That´s the cruelty of a language lacking unsigned
(one can get the same result in C if he/she use a signed char
, ie. signed byte)
Let´s ignore shift´s , only concentrate at the assignment and &
.
Example value here 0xfe instead of 0xd8
(the problem will happen with each value between 0x80 and 0xff)
With problem, java:
byte a = 0xfe;
int i = a;
With problem, C:
signed char a = 0xfe;
int i = a;
What does happen: A byte can hold value between -128 and +127.
0xfe maps to a negative number (2-complement): -2
...and so, i get the value -2 in i, and i is not 8bit, but 32bit long.

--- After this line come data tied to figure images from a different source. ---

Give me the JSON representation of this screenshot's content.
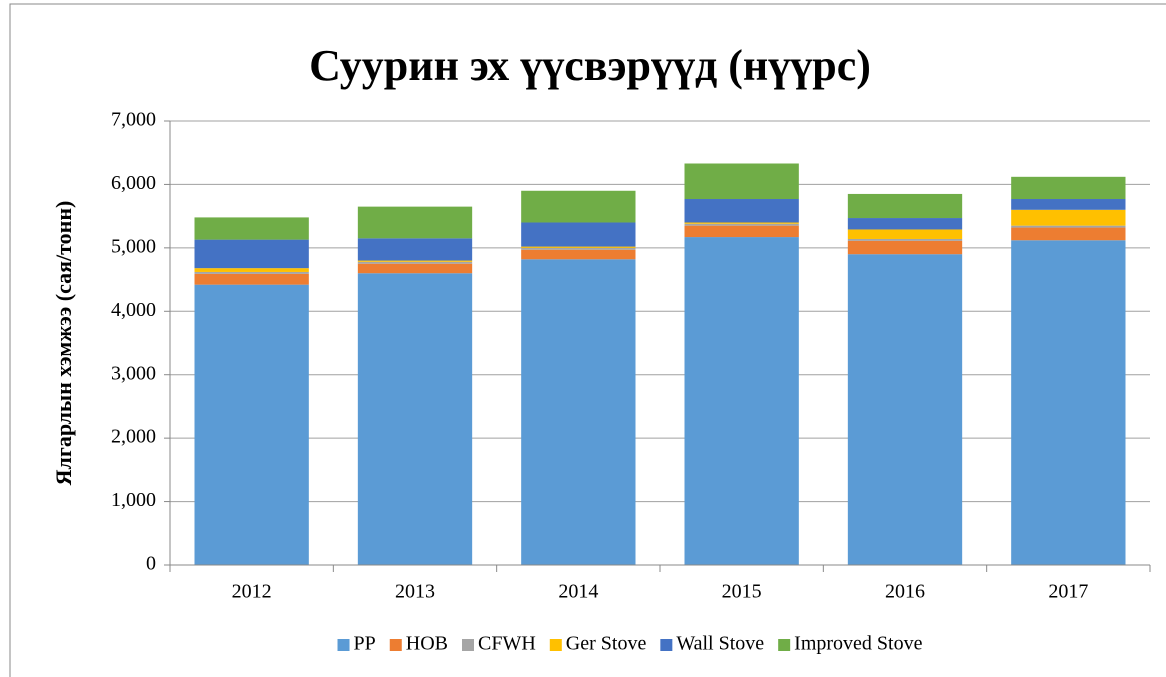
{
  "chart_data": {
    "type": "stacked_bar",
    "title": "Суурин эх үүсвэрүүд (нүүрс)",
    "y_label": "Ялгарлын хэмжээ (сая/тонн)",
    "categories": [
      "2012",
      "2013",
      "2014",
      "2015",
      "2016",
      "2017"
    ],
    "series": [
      {
        "name": "PP",
        "color": "#5b9bd5",
        "values": [
          4420,
          4600,
          4820,
          5170,
          4900,
          5120
        ]
      },
      {
        "name": "HOB",
        "color": "#ed7d31",
        "values": [
          170,
          150,
          150,
          180,
          210,
          200
        ]
      },
      {
        "name": "CFWH",
        "color": "#a5a5a5",
        "values": [
          30,
          30,
          30,
          30,
          30,
          30
        ]
      },
      {
        "name": "Ger Stove",
        "color": "#ffc000",
        "values": [
          60,
          20,
          20,
          20,
          150,
          250
        ]
      },
      {
        "name": "Wall Stove",
        "color": "#4472c4",
        "values": [
          450,
          350,
          380,
          370,
          180,
          170
        ]
      },
      {
        "name": "Improved Stove",
        "color": "#70ad47",
        "values": [
          350,
          500,
          500,
          560,
          380,
          350
        ]
      }
    ],
    "ylim": [
      0,
      7000
    ],
    "yticks": [
      0,
      {
        "value": 1000,
        "label": "1,000"
      },
      {
        "value": 2000,
        "label": "2,000"
      },
      {
        "value": 3000,
        "label": "3,000"
      },
      {
        "value": 4000,
        "label": "4,000"
      },
      {
        "value": 5000,
        "label": "5,000"
      },
      {
        "value": 6000,
        "label": "6,000"
      },
      {
        "value": 7000,
        "label": "7,000"
      }
    ],
    "grid": true,
    "legend": "bottom"
  }
}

According to the rules of the 2-complement, this gives 0xfffffffe
(http://en.wikipedia.org/wiki/Two%27s_complement)
So, what does & change, because masking 0xfe first with 0xff
shouldn´t change the value?
Yes, but: As &
is a "calculation" like + -
...
the value gets expanded first to 32bit
(because more suited for the processor´s ALU)
That´s more likely to be known by C/Asm programmers,
but as you see, it´s relevant in Java too.
(if nessecary for an assignment to an smaller variable than 32bit,
it will be shortened again after calculation)
Ie. first, -2=0xfe becomes 32bit -2=0xfffffffe,
then masking results in a 0xfe again (already 32bit)...
which is assigned to i.